ABD ve Rusyanın onayını almadan devriye turları atamayan Türk askeri ile Suriye'de toparlanan rejim güçleri arasında beklenen sıcak temas bu gün sağlandı, 4 asker hayatını kaybetti.
Artık klasikleşen söylem ile rejim askerlerine karsı misliyle karşılık verilmiştir ve devamı gelecektir deniyor. Suriye'de iktidarda olan gücünün zirvesinde baba Eshed, Türkiye'nin kararlı tutumunu görünce o dönem sorun olan ve kendi ülkesindeki Kürd sorununa rağmen destek verdiği Öcalan'ı sınır dışı etmişti.
Şimdi İşid ile dahi başedemeyen oğul Eshed neyine güvenipte Türkiye'yi karşısına aldı?
Süriye rejimi ile ilgili başta BAAS ırkçılığı olmak üzere her türlü eleştiri yapılabilir ama laik devlet anlayışını savunan Ortadoğuda sayılı devletlerden biri olduğunu unutmadan.

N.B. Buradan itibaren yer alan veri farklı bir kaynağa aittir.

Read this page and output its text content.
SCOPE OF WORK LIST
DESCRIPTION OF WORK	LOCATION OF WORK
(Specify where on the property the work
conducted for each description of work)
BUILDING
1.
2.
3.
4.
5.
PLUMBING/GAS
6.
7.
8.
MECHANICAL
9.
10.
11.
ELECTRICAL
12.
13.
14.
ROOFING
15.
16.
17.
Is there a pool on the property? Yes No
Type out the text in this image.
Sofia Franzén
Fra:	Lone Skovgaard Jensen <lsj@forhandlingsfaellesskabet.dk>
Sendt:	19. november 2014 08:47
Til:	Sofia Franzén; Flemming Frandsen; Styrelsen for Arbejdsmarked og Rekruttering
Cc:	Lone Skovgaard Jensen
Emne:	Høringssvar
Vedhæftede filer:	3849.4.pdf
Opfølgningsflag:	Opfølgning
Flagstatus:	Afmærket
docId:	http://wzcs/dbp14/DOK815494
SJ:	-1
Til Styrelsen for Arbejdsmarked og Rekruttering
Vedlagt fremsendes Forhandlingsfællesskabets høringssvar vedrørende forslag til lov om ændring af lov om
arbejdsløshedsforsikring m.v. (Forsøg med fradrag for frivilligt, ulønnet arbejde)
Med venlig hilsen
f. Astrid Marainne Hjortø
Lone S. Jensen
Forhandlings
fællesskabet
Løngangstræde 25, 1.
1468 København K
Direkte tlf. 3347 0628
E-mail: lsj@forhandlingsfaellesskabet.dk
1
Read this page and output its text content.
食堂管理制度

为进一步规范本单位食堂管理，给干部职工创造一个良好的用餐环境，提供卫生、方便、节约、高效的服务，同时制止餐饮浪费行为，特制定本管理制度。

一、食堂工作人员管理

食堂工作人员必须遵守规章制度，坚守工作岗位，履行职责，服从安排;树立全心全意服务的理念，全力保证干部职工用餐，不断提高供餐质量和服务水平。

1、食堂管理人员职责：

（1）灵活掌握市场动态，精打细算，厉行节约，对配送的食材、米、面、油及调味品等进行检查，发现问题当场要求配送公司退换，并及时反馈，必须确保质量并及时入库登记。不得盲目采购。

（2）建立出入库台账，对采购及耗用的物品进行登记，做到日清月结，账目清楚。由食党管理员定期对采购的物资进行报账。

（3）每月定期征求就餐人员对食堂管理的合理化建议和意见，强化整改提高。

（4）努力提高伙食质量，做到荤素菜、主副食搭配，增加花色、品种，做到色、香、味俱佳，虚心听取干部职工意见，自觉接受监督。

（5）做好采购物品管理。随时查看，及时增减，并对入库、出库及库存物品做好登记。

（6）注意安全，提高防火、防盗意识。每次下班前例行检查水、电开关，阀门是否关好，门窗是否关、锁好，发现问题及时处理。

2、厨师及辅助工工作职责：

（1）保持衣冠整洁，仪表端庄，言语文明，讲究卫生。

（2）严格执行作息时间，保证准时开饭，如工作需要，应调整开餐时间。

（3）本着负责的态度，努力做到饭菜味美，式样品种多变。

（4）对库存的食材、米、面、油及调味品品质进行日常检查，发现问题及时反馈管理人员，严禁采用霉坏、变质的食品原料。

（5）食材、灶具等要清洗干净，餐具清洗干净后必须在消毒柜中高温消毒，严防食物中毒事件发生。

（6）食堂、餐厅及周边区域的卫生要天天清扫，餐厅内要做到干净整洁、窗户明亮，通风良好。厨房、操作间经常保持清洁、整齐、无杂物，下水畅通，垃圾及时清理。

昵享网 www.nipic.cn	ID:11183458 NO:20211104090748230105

Türkiye'nin desteklediği, içerisinde İŞİD kalıntılarınıda barındıran rejim karşıtı ÖSO ne istiyor, ne için savaşıyor? Türkiye neden ÖSO'yu destekliyor?
Laik Suriye yönetimine karşı İran'ın yayılmacı örgütü Haşdi-Şabi'ye karşı Suriye'de oluşturulan, adınıda Türkiye'nin koyduğu ve tanıdığı "Özgür Suriye Ordusu" denen (sunni islam rejimini savunan, bu uğurda savaşan) rejim karşıtı bir silahlı güç.
Birçok sunni Arab devleti olmasına rağmen bugün için ÖSO'ya destek veren birtek Türkiye var,bunun nedeninide ülkenin iç sorunu olarak gördüğü beka sorununu dayandırıyor.
Suriye üzerinden, mültecilere sınırları açarım diyerek tehdit ettiği AB'yi ve PKK'ye karşı olmasına rağmen Güney Kürdistan'ın yanında duran ABD'yide karşısına alarak "Beka" sorununa çözüm arıyor.
Türkiye NATO üyesi ve şia yayılmacılığına karşı İsrail ve birçok sunni Arab ülkeleri gibi bir ülke.
Peki NATO, İsrail ve sunni Arap ülkeler ile ilişkileri nasıl? Yoruma gerek bırakmayacak kadar olumsuzluklarla dolu.
Bir dönem balladıra ballandıra sunulan Türkiye'ninde içinde yer aldığı 400 bin kişiden oluşan hayali sunni ordunun artık sözü bile edilmiyor.
Çünkü Suriye ve Yemen'deki savaş mezheb üzerinden yürütülüyor gibi gözüksede bölgedeki savaşlar mevcut iktidarlar ve emperyalist ülkelerinde katılımı ile bölgenin yeniden dizayn edilme şavaşıdır.
Mevcut ülkeler emperyalist ülkelere verdikleri tavizler ile varlıklarını ancak koruyabiliyorlar.
Bu savaşın sonucunda galip çıkanlarda emperyalist ülkeler olacaktır.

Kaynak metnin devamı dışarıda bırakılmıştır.